Cotton quilts came down from 18 per cent to five per cent for pieces costing under Rs 1,000, but 12 per cent for pieces costing more than that. But, to be fair, there were also some offsetting instances of rate rationalization. Oil cakes, which previously carried different rates by end use, got unified. Brooms got unified too, but could they have not been further unified into a single product category of household goods?
The government has also brought down tax on restaurants to five per cent but made an error in withdrawing the reverse charge mechanism (RCM) for them. This needs to be reinstated as soon as possible. RCM, after all, is at the heart of the tax reform. Arbitrary exemptions like this are counter-productive.
Clearly, there are far more important concerns that need to be addressed first. These are highly complex issues where many nuances come into play. These are where the Finance Minister and the GST Council should turn their attention to.

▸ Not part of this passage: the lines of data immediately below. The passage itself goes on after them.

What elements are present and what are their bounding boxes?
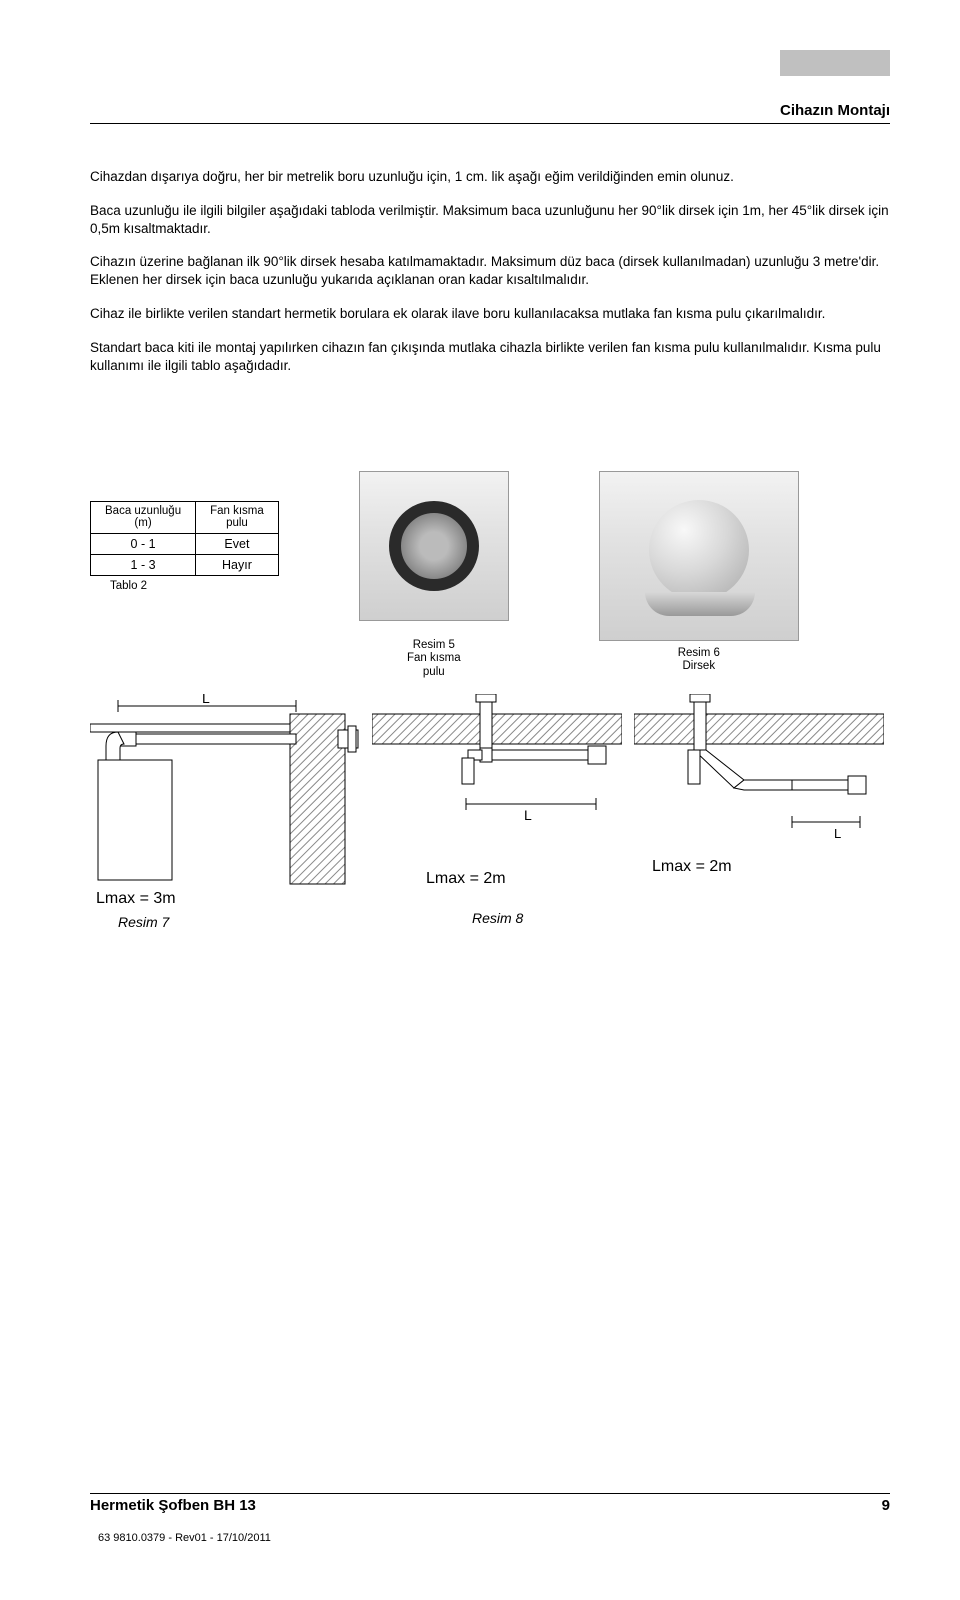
diagram-8-left: L Lmax = 2m Resim 8 xyxy=(372,694,622,930)
paragraph-1: Cihazdan dışarıya doğru, her bir metreli… xyxy=(90,168,890,186)
paragraph-3: Cihazın üzerine bağlanan ilk 90°lik dirs… xyxy=(90,253,890,289)
figures-row: Baca uzunluğu (m) Fan kısma pulu 0 - 1 E… xyxy=(90,471,890,680)
table-2: Baca uzunluğu (m) Fan kısma pulu 0 - 1 E… xyxy=(90,501,279,576)
table-2-col2-header: Fan kısma pulu xyxy=(196,501,279,533)
diagram-7-caption: Resim 7 xyxy=(90,914,360,930)
table-2-col1-header: Baca uzunluğu (m) xyxy=(91,501,196,533)
footer-page-number: 9 xyxy=(882,1497,890,1514)
figure-6-image xyxy=(599,471,799,641)
page-footer: Hermetik Şofben BH 13 9 63 9810.0379 - R… xyxy=(90,1493,890,1544)
figure-5-caption: Resim 5 Fan kısma pulu xyxy=(359,639,509,680)
diagram-8-right: L Lmax = 2m xyxy=(634,694,884,930)
diagram-8-caption: Resim 8 xyxy=(372,910,622,926)
figure-6-caption: Resim 6 Dirsek xyxy=(599,647,799,675)
section-title: Cihazın Montajı xyxy=(90,102,890,124)
figure-5: Resim 5 Fan kısma pulu xyxy=(359,471,509,680)
diagram-8-lmax-a: Lmax = 2m xyxy=(426,870,622,888)
dim-L: L xyxy=(202,694,210,706)
table-2-wrap: Baca uzunluğu (m) Fan kısma pulu 0 - 1 E… xyxy=(90,501,279,592)
diagrams-row: L Lmax = 3m Resim 7 xyxy=(90,694,890,930)
figure-6: Resim 6 Dirsek xyxy=(599,471,799,675)
paragraph-4: Cihaz ile birlikte verilen standart herm… xyxy=(90,305,890,323)
diagram-8-lmax-b: Lmax = 2m xyxy=(652,858,884,876)
table-row: 0 - 1 Evet xyxy=(91,533,279,554)
diagram-7-lmax: Lmax = 3m xyxy=(96,890,360,908)
paragraph-5: Standart baca kiti ile montaj yapılırken… xyxy=(90,339,890,375)
svg-text:L: L xyxy=(524,807,532,823)
footer-product: Hermetik Şofben BH 13 xyxy=(90,1497,256,1514)
figure-5-image xyxy=(359,471,509,621)
diagram-7: L Lmax = 3m Resim 7 xyxy=(90,694,360,930)
header-accent-bar xyxy=(780,50,890,76)
footer-docref: 63 9810.0379 - Rev01 - 17/10/2011 xyxy=(90,1532,890,1544)
table-row: 1 - 3 Hayır xyxy=(91,554,279,575)
svg-text:L: L xyxy=(834,826,841,841)
table-2-caption: Tablo 2 xyxy=(90,580,279,592)
paragraph-2: Baca uzunluğu ile ilgili bilgiler aşağıd… xyxy=(90,202,890,238)
body-text-block: Cihazdan dışarıya doğru, her bir metreli… xyxy=(90,168,890,375)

As far as the number of rates are concerned, Jaitley should finally settle on three: five per cent, 15 per cent and 25 or 30 per cent. No items should be exempted. Five per cent rate is low enough to be justified to be levied on products that are currently outside the tax regime. The 12 and 18 per cent slabs could be merged with a new slab of 15 per cent taking their place.
Jammu and Kashmir Finance Minister Haseeb Drabu, a vocal supporter of GST, has hinted towards this. Hitting out at critics of GST, he recently tweeted, “Till 4 months back 100s of tax rates, slabs, brackets & exemptions were ok. Now 5 rates are chaotic!,” adding further, “What 5 rates. Merit, standard & demerit rate is the norm. So all there is to it is collapsing 12 & 18% . Will converge overtime.” The highest tax bracket should be set at either 25 per cent or 30 per cent (cesses should go if it’s the latter), depending on how much revenue is foregone on merging 12 and 18 per cent slabs. Some of it can be compensated by shifting items in zero slab to five per cent one.
Here’s another non-problem that Jaitley should avoid solving: bringing oil and liquor into the GST. Let’s face it, the ability of the states to tax has been badly affected under the new tax system. GST has taken away the taxing power of the states and concentrated it into one body where the ruling party at the Centre has an upper hand. Liquor and oil are the only major sources of revenue which the states can rely on to boost their finances. The Centre should let them keep it for the sake of fiscal federalism.